Chen chefiou o Instituto de Biotecnologia da Academia de Ciências Médicas Militares do país. Depois, passou a trabalhar com a CanSino para desenvolver uma vacina contra o Ébola que, em 2017, foi aprovada na China para uso de emergência e armazenamento nacional.

O longo relacionamento da CanSino com Chen foi frutífero, mais uma vez, este ano. A CanSino e aequipa de Chen realizaram estudos pré-clínicos da vacina contra o coronavírus - chamada Ad5-nCoV – e garantiram a ajuda de Pequim em tudo, desde o isolamento de estirpes do vírus até testes em animais.

 

A equipa iniciou testes clínicos em humanos em Wuhan, a cidade chinesa onde o coronavírus surgiu pela primeira vez, a 16 de março. A Moderna Inc., com sede em Massachusetts, considerada um dos melhores candidatos a produzir uma vacina americana, iniciou os seus testes nos EUA no mesmo dia. Menos de um mês depois, a CanSino iniciou a segunda fase de testes em larga escala em humanos. A 22 de maio, quando publicou um estudo na revista médica The Lancet, os resultados foram mistos: a vacina parecia segura e gerou alguma resposta imune, mas houve algumas deficiências.

A tecnologia do vetor viral pode ter limitações quando algumas pessoas já têm imunidade pré-existente ao vírus do vetor usado para criar a vacina. Foi o caso do adenovírus, um vírus geneticamente alterado que a CanSino usou para a sua vacina. Muitos dos pacientes com imunidade ao adenovírus pré-existente apresentaram uma resposta reduzida à injeção de coronavírus no estudo da Lancet.

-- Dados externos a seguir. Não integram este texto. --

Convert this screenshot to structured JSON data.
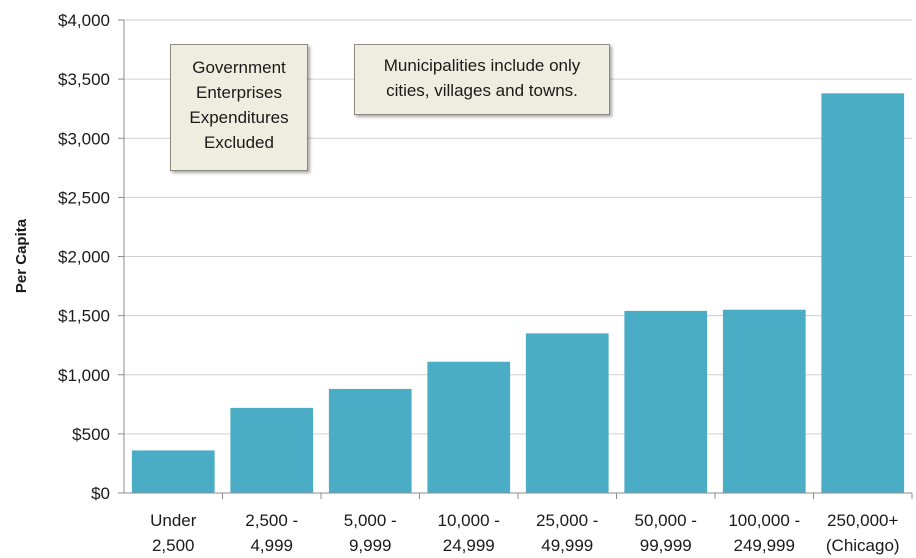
{
  "chart_data": {
    "type": "bar",
    "title": "",
    "xlabel": "",
    "ylabel": "Per Capita",
    "ylim": [
      0,
      4000
    ],
    "yticks": [
      0,
      500,
      1000,
      1500,
      2000,
      2500,
      3000,
      3500,
      4000
    ],
    "ytick_labels": [
      "$0",
      "$500",
      "$1,000",
      "$1,500",
      "$2,000",
      "$2,500",
      "$3,000",
      "$3,500",
      "$4,000"
    ],
    "categories": [
      [
        "Under",
        "2,500"
      ],
      [
        "2,500 -",
        "4,999"
      ],
      [
        "5,000 -",
        "9,999"
      ],
      [
        "10,000 -",
        "24,999"
      ],
      [
        "25,000 -",
        "49,999"
      ],
      [
        "50,000 -",
        "99,999"
      ],
      [
        "100,000 -",
        "249,999"
      ],
      [
        "250,000+",
        "(Chicago)"
      ]
    ],
    "values": [
      360,
      720,
      880,
      1110,
      1350,
      1540,
      1550,
      3380
    ],
    "grid": true,
    "bar_color": "#4bacc6",
    "grid_color": "#d0d0d0",
    "annotations": [
      {
        "id": "gov",
        "lines": [
          "Government",
          "Enterprises",
          "Expenditures",
          "Excluded"
        ]
      },
      {
        "id": "muni",
        "lines": [
          "Municipalities include only",
          "cities, villages and towns."
        ]
      }
    ]
  }
}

Os laços dos fundadores da CanSino com o Canadá estão mais uma vez mais a revelar-se proveitosos, numa altura em que a empresa se prepara para começar a fase três de testes à sua vacina. Ainda assim, pode haver desafios na realização dos vários estudos que são necessários nos estágios finais, se as novas infeções por coronavírus continuarem a diminuir no Canadá. A China acabou com o surto.

Investigadores do Centro Canadiano de Vaccinologia da Universidade Dalhousie, que lideram os ensaios clínicos, disseram que esperam iniciar os estudos da Fase III da vacina da CanSino já neste outono. O Conselho Nacional de Pesquisa do Canadá disse que, se a vacina for aprovada pelas autoridades locais, poderão ser produzidas doses para uso de emergência no Canadá.

A CanSino não é, porém, a única empresa bem posicionada na corrida pela vacina. A Moderna tem planos para testar a sua vacina em 30.000 pessoas nos EUA em julho, enquanto um estudo em estágio inicial da Pfizer Inc. e da BioNtech SE mostrou que a sua vacina é segura e que levou os pacientes a produzirem anticorpos contra o coronavírus. Uma vacina co-desenvolvida pela Universidade de Oxford e pela AstraZeneca Plc também iniciou a etapa final dos testes em humanos no Brasil em junho.